Never until Degger had come into their life had this thought ruffled Ralph's tranquillity. Surely Lorna Nicholet was a woman grown. She should leave off childish things.

Yet she was such a bewitching morsel of a girl! Ralph moved nervously. He cast another glance at those wondrously white, blue-veined insteps.

She was so slim, yet perfectly formed! The ankles sticking out of the rolled-up legs of the oilcloth trousers were wonderfully sculptured. She sat on the bench with her ankles crossed before her, for all the world like a thoughtless boy. Nevertheless her sex-charm took hold upon Ralph Endicott's senses as it never had before. "Why," he told himself, "what a sweet wife Lorna would be for the man who wooed and won her!" It was sacrilege for a fellow of Conny Degger's kind to be accorded even the most innocent association with her!

"She's nothing but a child in thought," Ralph told himself. "She's had too much freedom. Or have I grown up in this last year while she has remained just what she looks to be—a little, winsome child?"

Ralph Endicott should have looked twice, perhaps. As he turned determinedly away the girl shot him a roguish glance from under her tumbled curls. Then she drew in the tiny feet, and the voluminous trouser-legs fell over and hid them.

Ralph did not understand the new feelings stirring within him. Without another word or glance he started the engine and steered the motor-boat for the narrow entrance to Lower Trillion Harbor.

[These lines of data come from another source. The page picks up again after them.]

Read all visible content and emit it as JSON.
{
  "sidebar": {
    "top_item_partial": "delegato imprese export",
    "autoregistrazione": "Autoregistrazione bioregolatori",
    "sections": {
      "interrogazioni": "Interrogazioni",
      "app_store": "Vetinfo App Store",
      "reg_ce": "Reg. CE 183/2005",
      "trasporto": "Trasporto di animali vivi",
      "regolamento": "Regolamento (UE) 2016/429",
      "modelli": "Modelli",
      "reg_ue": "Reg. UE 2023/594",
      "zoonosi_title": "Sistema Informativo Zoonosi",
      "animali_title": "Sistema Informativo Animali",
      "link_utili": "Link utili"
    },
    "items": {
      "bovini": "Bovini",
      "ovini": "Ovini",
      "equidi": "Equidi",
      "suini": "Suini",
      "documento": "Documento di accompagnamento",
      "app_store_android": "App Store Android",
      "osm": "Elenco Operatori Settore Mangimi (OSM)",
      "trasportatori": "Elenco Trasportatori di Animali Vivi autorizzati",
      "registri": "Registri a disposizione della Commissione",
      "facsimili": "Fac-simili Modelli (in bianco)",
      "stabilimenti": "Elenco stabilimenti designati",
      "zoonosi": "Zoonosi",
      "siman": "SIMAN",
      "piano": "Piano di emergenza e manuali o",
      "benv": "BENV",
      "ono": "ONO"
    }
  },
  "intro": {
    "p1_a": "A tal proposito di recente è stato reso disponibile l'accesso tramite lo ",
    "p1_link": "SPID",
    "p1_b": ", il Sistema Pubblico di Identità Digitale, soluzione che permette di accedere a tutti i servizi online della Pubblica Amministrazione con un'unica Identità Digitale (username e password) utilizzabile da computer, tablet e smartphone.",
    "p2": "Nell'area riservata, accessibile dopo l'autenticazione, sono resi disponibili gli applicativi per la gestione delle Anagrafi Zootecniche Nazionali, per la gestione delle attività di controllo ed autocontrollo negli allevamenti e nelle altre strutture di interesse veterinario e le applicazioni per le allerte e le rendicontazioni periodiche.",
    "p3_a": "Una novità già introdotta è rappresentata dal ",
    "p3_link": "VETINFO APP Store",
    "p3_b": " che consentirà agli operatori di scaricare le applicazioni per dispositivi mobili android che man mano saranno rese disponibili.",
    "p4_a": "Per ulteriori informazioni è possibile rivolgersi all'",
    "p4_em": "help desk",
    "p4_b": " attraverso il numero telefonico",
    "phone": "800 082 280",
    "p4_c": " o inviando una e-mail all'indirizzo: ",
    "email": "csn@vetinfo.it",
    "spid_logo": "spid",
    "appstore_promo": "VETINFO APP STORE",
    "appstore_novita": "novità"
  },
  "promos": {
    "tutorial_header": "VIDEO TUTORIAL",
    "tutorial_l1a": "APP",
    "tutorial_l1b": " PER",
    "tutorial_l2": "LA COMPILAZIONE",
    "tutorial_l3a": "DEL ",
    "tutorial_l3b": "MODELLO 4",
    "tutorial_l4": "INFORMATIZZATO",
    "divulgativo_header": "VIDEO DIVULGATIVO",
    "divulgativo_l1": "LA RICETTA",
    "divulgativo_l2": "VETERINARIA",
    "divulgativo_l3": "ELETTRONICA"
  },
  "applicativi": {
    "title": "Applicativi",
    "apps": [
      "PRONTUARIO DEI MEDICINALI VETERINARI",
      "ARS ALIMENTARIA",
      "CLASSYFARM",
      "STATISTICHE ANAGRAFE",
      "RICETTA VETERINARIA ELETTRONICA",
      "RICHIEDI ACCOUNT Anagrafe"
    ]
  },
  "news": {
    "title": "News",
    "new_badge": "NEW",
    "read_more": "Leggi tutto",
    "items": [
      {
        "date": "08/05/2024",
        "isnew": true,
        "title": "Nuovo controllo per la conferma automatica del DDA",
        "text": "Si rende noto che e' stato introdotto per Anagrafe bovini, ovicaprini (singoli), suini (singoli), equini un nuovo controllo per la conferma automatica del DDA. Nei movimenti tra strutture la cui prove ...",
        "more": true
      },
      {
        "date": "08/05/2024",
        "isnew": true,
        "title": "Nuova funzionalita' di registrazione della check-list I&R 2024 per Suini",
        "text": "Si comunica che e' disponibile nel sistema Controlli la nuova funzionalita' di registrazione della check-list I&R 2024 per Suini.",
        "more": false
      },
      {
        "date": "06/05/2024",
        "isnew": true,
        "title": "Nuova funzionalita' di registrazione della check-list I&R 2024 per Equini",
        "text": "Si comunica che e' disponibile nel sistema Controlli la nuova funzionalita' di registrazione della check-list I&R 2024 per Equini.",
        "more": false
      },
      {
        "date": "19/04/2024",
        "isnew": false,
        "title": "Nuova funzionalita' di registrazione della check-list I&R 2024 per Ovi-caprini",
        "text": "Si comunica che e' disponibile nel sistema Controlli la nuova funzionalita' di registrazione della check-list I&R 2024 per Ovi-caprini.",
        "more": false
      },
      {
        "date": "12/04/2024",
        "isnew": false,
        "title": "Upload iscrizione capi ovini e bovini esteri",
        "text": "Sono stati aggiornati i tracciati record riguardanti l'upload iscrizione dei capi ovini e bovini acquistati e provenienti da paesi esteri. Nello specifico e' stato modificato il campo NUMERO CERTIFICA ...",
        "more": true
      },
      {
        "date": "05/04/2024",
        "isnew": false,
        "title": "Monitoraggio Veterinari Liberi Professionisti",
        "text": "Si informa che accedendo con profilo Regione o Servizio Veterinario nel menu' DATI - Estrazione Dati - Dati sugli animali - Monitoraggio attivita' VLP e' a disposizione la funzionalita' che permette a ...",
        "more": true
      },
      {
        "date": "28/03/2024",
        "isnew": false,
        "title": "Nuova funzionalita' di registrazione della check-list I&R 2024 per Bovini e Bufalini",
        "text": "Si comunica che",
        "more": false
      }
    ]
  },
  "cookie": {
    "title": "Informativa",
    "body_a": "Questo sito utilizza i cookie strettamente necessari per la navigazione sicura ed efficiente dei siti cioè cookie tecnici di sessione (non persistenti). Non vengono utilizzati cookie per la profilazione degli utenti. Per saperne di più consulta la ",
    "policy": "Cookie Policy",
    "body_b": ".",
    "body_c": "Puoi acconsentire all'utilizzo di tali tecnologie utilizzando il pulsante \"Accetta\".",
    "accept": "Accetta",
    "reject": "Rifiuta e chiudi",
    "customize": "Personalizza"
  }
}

The sea was extremely choppy at the harbor mouth. The motor-boat danced about, her propeller wiggling wildly out of the water more than half the time. But Lorna expressed no perturbation. She only clung to the rail with both hands, and when a billow chanced to break and dash a bucket of water over her, she laughed aloud.

"Plucky kid!" thought Ralph with pride. "There never was a girl to beat her—never!"

Yet he had by no means forgotten how unkindly she had treated him. There was that time back there in the late winter when they had been cast upon the hospitality of the lightkeeper and his sister. Ralph could not overlook that occasion.

"If she thinks she can pick me up and throw me away again, like an old glove and just as she pleases, she's a lot mistaken," the young man told himself. "I believe Lorna is a born flirt."